Cette opposition au sujet d’une MV Agusta F3 800 sera sans doute étudiée de près par tous ceux qui sont concernés par l’avènement du nouveau Supersport. Un sujet qui fait déjà couler encre, salive et sueur, sur fond d’un règlement inédit voulant équilibrer les forces entre des motos, sur le papier, radicalement différentes, mais bel et bien représentatives du marché… La question est de savoir si les nouvelles venues vont envoyer les 600 historiques aux oubliettes d’entrée. A Jerez, lors de deux jours de test, une 800 italienne s’est frottée aux 600 japonaises. Kenan Sofuoglu a même pu exceptionnellement piloter les deux…
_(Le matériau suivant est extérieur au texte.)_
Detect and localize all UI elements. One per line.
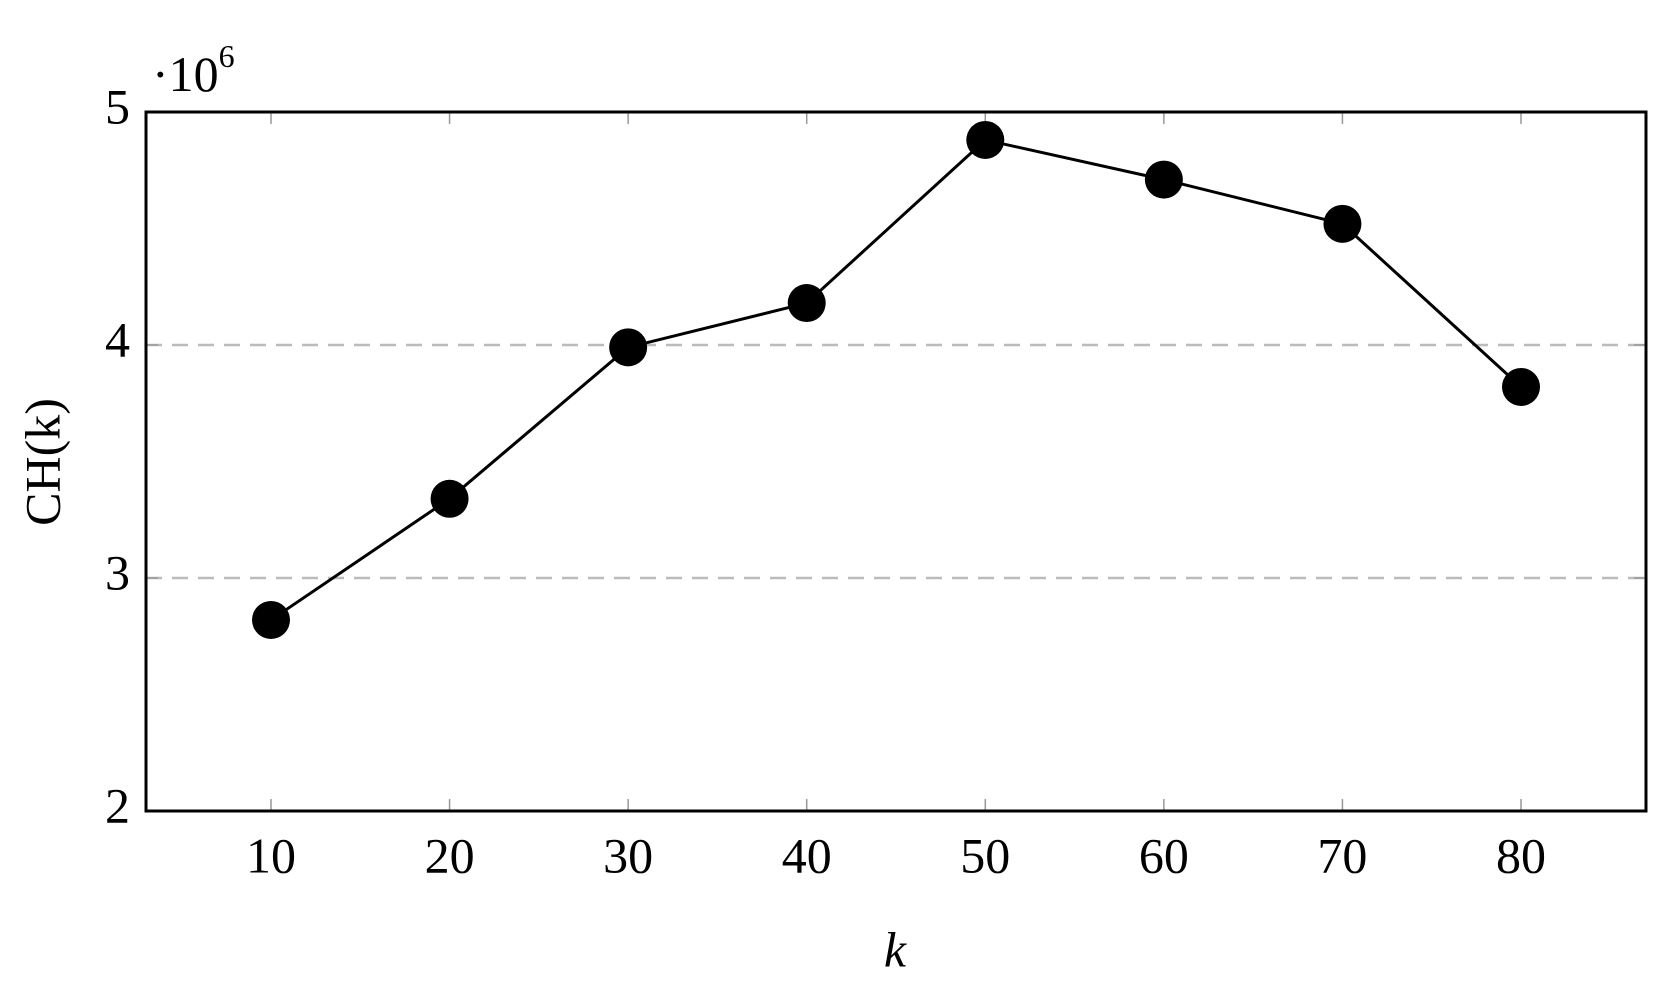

C’est ainsi : le championnat du monde Supersport 2022 regroupera sur sa grille de départ des motos aussi différentes que la Ducati 955 V2, la MV Agusta F3 800 et la Triumph Street Triple 765RS aux côtés des motos classiques de 600 cm3 alignées par Yamaha et Kawasaki. La MV Agusta et la Kawasaki se sont rencontrées au Test de Jerez mercredi et jeudi de la semaine dernière. Qu’en est-il ressorti, avec notamment un Kenan Sofuoglu se partageant à leur guidon ?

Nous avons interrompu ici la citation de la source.